5.1 Differences in RDS in the network layer

  1. RD300FS cannot reply to packet 48H to its own adr, MORSE can
  2. With the RD300FS certain versions of SW return to the end of packet 45 even data which was transmitted (without header and checksum), i.e. packet is not of size 4 bytes. MORSE presents packet 45 exactly according to the above description.
  3. For the statistic report (packet 49) at the RD300FS a signal level packet is delivered, as obeyed by the first station of packet 49 from the station which sent it. In this case during relay one has to “reach” into the data of the relayed packet – send it to the RDS protocol layer. Relaying in Morse is solved at a different SW level than protocols and therefore it is not possible to reasonably register this information to packets. If it comes to the MR25, which requested statistics, packet 49, which does not have the level supplemented at its end, supplements the MR25 with the signal level with which it received the packet from the last station.
  4. Packet type 59 – soft reset. Special service of mode C92 (modem, edit, access, mode) designed for RD300FS station. In Morse mode this service has no meaning (soft reset in the MR25 executes a different service – see Morse – communication in air). In mode C92 this MR25 packet is transmitted. If however it is determined for the MR25, the MR25 does not accept it. RDS in Morse mode always returns NAK for packet type 59.
  5. RD300FS cannot transmit a packet with zero data length, MR25 can.
  6. Certain versions of SW in the RD300FS for packet 49 (statistics) do not supplement on relay of the measured level (behaves the same as the MR25) – e.g. network VaK ??ár.

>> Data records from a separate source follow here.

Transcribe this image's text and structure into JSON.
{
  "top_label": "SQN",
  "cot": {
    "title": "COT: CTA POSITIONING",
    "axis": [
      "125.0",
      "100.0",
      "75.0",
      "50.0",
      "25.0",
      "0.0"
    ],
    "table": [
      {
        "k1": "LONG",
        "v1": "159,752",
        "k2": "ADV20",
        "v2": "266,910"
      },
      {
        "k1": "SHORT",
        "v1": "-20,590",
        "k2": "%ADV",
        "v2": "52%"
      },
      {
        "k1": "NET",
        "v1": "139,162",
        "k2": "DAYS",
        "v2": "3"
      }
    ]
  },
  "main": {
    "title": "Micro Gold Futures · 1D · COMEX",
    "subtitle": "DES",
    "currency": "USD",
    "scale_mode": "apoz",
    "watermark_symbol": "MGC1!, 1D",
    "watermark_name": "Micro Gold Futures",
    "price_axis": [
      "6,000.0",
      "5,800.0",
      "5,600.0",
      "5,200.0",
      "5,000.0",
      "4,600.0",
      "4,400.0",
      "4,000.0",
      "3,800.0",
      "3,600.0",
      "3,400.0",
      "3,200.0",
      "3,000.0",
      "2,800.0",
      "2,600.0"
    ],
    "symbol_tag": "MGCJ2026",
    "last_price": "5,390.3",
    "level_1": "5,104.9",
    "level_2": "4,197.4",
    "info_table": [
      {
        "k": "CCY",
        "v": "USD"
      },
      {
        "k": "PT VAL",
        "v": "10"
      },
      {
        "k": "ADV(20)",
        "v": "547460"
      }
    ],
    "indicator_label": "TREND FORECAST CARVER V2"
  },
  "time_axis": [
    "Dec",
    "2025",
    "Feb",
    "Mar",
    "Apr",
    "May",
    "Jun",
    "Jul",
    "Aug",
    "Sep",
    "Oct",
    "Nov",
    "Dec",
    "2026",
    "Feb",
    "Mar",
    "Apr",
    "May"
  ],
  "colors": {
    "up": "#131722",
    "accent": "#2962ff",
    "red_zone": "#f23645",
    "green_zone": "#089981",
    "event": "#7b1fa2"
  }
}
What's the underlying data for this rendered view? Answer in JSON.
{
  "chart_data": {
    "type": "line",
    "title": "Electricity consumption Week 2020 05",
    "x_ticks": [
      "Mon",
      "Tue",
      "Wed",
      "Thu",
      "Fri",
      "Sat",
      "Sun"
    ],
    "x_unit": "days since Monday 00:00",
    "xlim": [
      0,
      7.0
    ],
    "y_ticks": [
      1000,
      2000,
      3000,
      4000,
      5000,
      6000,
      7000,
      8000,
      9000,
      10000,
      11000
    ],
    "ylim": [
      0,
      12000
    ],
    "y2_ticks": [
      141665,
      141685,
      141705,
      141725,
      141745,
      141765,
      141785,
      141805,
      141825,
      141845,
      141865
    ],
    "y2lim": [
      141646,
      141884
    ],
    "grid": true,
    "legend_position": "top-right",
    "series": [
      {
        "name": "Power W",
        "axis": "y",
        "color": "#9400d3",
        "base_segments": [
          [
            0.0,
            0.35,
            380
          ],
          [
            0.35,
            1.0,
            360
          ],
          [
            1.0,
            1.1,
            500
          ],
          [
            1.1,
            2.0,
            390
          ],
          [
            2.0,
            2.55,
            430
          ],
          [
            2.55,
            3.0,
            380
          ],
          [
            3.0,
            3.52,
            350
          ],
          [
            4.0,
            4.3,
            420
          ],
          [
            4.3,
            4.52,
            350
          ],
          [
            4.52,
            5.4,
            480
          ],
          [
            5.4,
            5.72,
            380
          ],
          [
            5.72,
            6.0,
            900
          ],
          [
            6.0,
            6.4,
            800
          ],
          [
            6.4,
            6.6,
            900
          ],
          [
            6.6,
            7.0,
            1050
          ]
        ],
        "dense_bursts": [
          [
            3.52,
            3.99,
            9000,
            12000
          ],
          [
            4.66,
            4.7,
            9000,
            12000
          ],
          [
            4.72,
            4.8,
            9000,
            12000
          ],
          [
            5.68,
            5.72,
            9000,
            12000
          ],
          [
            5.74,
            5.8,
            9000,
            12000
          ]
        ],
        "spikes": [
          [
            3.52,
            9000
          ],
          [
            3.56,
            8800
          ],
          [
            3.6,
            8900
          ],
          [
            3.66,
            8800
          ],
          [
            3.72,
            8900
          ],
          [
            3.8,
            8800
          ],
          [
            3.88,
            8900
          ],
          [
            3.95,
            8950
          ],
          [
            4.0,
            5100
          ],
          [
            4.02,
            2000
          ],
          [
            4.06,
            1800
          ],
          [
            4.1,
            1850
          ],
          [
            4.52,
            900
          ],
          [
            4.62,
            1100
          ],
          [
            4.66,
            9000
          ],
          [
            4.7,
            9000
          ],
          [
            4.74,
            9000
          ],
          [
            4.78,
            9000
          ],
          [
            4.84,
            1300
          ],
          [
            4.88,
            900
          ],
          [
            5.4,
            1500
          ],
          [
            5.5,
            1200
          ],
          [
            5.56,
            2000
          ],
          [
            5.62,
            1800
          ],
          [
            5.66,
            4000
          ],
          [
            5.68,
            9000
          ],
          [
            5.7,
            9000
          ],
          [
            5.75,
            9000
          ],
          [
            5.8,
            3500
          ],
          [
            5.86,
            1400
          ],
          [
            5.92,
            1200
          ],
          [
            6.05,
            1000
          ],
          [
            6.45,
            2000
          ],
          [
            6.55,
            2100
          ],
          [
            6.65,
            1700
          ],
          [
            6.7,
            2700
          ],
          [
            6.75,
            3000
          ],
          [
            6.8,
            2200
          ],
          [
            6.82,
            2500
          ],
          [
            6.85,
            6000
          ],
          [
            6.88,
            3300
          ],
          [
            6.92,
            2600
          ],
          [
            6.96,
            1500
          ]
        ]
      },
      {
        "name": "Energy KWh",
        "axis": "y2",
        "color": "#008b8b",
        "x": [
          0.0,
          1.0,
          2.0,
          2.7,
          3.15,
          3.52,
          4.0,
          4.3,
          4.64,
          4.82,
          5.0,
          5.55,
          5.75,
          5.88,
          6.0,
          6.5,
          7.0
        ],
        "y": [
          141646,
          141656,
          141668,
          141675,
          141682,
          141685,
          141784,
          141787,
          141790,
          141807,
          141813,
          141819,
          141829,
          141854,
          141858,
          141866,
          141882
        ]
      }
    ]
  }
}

5.2 Differences in RDS on the RF channel

  1. Communication on the RF channel for RD300FS always runs safely, i.e. RD300FS does not know packet type 48 in air. It only knows C8. With the MR25 it can be configured in modem params.
  2. For the RD300FS during relaying it overrides the size in the header of the packet in air. After relaying the size randomly changes – probably the protocol does not take it into consideration at all.

5.3 Differences in RdsInst

  1. Program RdsInst (version 11) before each communication with the devices transmits a request for status (packet 51). With RD300FS packets are always “glued” i.e.. 54+06+4B and from the side of the PC also 51+4B. The MR25 is able to read the “glued” packets step by step and immediately reply, i.e. communication runs 51-54, 4B-06. RdsInst does not understand this and packet 4B from the station is received the second time. Therefore it is necessary to set in port configuration 1x repeating.
  2. When communicating over modem numbers RdsInst strictly takes from the database the modem number belonging to the member number in the network. i.e. address (all 3 bytes), which are configured in the MR25 to the relevant port have to conform to the following limitation:
    • a) the number has to be in the range 0100|XXXX|XXXX
    • b) the last byte must agree with the member number listed in the database and cannot be larger than 7F.